In doing so, Beck said, he made profound changes in the food security of Mexico and India and prevented more than a billion people from starving.

For his contributions to the world food supply, Borlaug was awarded the Nobel Peace Prize in 1970.

“I urge you not to find success in the stuff you can buy or in popularity,” Beck said. “Judge your success by the impact you can have on lives. That is how to find true success.”

Academy director Troy Heaton opened the ceremony by talking about the “impatient age,” in which we live and the lure of quick satisfaction summed up in the phrases “video-on-demand” and “one-day delivery.”

Heaton applauded the grads for putting in the effort to reach the stage in the Mohave High School auditorium.

“This was not instant,” he said. “It took work, time and sacrifice.”

Senior class president Brenda Robledo recalled her efforts to balance online courses with family and a full-time job.

“Giving up came across my mind millions of times over the past three years,” she said. “But I made it.”

She and student speakers Jasmine Gomez and Anthony Ortiz talked about the valuable assistance family members and school employees provided to help the graduates.

Ortiz said that the taste of success should spur his classmates to never settle for less than their best and to not be daunted by obstacles.

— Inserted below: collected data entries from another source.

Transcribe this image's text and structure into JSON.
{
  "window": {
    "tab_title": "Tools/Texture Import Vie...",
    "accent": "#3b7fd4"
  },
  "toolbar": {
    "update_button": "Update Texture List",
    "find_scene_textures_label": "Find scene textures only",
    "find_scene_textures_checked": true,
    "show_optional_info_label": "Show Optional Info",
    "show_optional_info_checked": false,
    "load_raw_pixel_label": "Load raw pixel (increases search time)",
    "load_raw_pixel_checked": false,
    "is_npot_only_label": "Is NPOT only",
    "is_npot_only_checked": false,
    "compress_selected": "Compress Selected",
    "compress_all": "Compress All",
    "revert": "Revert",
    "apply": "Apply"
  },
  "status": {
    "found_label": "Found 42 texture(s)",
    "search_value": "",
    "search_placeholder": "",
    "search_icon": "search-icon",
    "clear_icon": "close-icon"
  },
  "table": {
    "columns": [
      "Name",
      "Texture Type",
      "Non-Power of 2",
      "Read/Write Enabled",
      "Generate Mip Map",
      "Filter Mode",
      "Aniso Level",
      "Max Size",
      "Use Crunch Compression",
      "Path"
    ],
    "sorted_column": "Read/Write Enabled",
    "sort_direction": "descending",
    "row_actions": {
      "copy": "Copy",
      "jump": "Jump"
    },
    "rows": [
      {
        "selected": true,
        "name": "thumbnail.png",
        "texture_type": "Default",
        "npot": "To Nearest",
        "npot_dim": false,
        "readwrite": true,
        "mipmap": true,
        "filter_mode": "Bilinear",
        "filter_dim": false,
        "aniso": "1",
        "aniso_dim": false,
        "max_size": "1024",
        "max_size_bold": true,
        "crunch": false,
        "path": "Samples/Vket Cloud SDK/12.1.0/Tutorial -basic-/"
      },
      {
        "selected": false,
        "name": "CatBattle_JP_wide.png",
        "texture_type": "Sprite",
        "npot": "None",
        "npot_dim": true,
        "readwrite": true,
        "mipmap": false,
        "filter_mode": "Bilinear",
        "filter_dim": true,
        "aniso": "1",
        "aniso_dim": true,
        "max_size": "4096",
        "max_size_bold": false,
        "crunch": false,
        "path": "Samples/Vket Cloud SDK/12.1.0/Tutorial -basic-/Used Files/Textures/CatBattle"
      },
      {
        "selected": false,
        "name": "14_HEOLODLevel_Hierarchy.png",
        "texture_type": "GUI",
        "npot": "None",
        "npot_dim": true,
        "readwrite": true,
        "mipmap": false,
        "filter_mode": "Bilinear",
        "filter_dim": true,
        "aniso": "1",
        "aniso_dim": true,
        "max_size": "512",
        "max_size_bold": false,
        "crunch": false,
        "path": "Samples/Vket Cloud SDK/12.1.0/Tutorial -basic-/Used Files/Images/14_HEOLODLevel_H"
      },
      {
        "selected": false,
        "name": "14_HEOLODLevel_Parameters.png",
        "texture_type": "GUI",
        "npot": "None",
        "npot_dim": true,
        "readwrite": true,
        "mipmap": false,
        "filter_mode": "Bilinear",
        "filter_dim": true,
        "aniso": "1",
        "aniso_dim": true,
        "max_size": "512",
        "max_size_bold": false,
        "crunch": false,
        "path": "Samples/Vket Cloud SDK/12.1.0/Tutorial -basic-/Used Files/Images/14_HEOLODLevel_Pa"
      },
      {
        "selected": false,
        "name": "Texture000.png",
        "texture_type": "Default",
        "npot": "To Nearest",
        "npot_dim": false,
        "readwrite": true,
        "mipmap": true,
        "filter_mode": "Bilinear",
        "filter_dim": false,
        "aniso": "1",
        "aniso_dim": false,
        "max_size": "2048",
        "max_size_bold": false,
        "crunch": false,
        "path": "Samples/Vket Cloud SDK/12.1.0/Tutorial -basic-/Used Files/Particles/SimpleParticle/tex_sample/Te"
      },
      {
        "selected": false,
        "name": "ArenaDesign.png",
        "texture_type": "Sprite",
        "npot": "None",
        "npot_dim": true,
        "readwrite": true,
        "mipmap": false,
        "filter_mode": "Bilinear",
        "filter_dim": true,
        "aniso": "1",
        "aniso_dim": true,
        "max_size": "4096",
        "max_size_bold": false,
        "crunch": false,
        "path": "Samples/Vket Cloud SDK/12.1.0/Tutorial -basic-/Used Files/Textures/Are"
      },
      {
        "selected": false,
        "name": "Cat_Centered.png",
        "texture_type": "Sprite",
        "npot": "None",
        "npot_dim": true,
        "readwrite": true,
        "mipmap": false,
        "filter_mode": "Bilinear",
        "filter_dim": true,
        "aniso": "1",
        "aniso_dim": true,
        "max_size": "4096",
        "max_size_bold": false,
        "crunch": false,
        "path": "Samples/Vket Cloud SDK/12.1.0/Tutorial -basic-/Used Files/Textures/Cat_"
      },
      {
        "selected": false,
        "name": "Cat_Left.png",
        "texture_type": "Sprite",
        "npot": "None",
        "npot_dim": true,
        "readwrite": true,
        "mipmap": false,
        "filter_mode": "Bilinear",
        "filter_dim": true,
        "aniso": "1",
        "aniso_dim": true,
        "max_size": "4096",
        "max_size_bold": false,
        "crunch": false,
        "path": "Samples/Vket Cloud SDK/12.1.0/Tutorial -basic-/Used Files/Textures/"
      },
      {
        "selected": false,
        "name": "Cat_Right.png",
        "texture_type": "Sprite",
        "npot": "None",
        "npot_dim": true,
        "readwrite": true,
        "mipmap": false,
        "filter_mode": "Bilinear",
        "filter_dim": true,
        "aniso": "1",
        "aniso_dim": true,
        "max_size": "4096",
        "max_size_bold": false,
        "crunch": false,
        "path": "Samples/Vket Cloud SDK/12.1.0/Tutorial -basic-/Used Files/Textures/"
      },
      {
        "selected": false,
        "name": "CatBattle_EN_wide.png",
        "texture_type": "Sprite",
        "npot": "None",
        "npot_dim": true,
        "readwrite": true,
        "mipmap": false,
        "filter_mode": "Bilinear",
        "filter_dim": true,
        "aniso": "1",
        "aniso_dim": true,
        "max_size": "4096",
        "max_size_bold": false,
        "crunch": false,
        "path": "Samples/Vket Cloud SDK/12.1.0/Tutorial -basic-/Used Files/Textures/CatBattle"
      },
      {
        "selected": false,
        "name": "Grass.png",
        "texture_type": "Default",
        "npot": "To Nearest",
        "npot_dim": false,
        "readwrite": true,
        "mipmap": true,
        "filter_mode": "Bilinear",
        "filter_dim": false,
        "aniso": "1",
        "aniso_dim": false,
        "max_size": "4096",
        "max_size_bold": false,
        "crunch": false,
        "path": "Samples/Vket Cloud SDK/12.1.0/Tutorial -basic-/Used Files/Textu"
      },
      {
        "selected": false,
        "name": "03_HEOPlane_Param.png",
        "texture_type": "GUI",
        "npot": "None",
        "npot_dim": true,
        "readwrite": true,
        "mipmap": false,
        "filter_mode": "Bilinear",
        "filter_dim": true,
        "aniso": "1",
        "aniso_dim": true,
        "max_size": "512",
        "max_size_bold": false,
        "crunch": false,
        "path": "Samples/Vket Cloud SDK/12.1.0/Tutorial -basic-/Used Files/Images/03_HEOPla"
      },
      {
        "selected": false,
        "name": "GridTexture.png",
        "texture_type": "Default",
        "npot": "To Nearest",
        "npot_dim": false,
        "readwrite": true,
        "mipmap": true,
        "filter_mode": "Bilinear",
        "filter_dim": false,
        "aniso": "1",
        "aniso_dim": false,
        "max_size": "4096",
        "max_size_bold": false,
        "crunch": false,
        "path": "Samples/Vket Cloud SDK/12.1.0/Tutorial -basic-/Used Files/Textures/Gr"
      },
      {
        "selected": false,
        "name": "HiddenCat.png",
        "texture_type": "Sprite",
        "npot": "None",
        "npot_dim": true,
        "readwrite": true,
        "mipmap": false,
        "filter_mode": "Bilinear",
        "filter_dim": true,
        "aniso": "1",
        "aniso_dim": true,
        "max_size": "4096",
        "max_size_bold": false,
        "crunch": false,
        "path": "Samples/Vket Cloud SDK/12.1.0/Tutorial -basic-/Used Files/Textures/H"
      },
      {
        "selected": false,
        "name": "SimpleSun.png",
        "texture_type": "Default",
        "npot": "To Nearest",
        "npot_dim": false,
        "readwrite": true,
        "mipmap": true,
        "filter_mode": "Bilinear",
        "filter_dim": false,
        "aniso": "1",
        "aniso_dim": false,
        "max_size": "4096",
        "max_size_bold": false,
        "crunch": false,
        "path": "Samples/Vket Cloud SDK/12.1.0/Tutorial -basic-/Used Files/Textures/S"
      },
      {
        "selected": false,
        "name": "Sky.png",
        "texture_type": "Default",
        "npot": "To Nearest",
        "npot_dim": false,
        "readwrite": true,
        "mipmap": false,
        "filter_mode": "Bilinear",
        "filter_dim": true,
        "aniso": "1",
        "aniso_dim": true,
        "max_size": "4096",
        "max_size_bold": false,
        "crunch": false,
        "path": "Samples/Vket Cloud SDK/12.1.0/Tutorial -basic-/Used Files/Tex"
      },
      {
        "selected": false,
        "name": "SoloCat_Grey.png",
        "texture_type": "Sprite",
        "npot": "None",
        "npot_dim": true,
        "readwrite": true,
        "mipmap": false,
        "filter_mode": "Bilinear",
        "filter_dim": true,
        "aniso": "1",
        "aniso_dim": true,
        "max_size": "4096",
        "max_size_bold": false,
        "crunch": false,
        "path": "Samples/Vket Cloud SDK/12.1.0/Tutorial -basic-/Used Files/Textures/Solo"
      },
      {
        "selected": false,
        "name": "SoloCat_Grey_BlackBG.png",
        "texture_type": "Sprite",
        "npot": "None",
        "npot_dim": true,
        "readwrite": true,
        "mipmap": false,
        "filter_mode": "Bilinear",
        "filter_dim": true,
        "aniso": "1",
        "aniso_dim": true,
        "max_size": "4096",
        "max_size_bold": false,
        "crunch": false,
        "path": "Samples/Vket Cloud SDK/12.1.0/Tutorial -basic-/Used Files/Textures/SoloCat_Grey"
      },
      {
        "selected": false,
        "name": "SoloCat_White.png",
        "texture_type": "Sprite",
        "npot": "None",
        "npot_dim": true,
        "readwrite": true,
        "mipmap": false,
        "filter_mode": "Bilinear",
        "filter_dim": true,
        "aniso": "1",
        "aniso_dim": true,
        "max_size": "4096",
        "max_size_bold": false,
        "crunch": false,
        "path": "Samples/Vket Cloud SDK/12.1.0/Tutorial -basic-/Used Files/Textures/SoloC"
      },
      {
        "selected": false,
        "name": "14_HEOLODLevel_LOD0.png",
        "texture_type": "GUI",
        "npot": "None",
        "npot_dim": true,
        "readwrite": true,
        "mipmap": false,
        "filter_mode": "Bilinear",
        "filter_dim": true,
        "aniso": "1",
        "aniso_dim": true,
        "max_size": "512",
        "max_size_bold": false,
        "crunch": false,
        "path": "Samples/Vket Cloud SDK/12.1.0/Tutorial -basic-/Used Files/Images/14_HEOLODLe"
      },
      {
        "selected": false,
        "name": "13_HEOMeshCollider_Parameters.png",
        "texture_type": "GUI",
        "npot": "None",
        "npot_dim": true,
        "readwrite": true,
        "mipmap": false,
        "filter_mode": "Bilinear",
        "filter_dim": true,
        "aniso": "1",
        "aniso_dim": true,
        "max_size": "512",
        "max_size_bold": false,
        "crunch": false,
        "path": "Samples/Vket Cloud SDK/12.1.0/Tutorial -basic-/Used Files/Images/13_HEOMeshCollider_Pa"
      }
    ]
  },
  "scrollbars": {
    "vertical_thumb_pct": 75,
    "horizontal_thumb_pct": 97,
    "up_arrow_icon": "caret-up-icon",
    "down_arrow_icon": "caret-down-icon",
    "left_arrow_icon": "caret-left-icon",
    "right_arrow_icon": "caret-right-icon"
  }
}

“‘No’ to us should be not a roadblock, but a vantage point,” he said.

School Supt. Riley Frei asked the Class of 2017 to stay in touch with the community, so that it might celebrate graduates’ future successes.

The school awarded diplomas to 27 students. Another six have already received their diplomas, but did not participate. By any count, it’s a record; last year there were 24 graduates. The first graduating class, in 2014, had nine students.

Robledo received the Edward Cook Scholarship, the first to be awarded to a CRUHSD Academy graduate.

Graduate Gloria Gonzalez said that she was upset at learning that none of her senior credits earned in California were transferable. She said that instructors believed she could make them up, and that she was determined to justify their confidence in her. She’s going to concentrate on working for a semester, then hopes to enroll at Mohave Community College in the spring and work toward a career in cosmetology or criminal psychology.

Eugene Lyon called CRUHSD Academy “the best thing that ever happened to me,” based on the staff’s dedication to the success of every student. He is considering Full Sail University or DeVry University as he works toward a career in computer science, game design or computer engineering. 

Gonzalez said her family was planning a graduation-night party for her; Lyon had more mellow plans.

“Get plenty of sleep,” he said. “Then look towards the future.”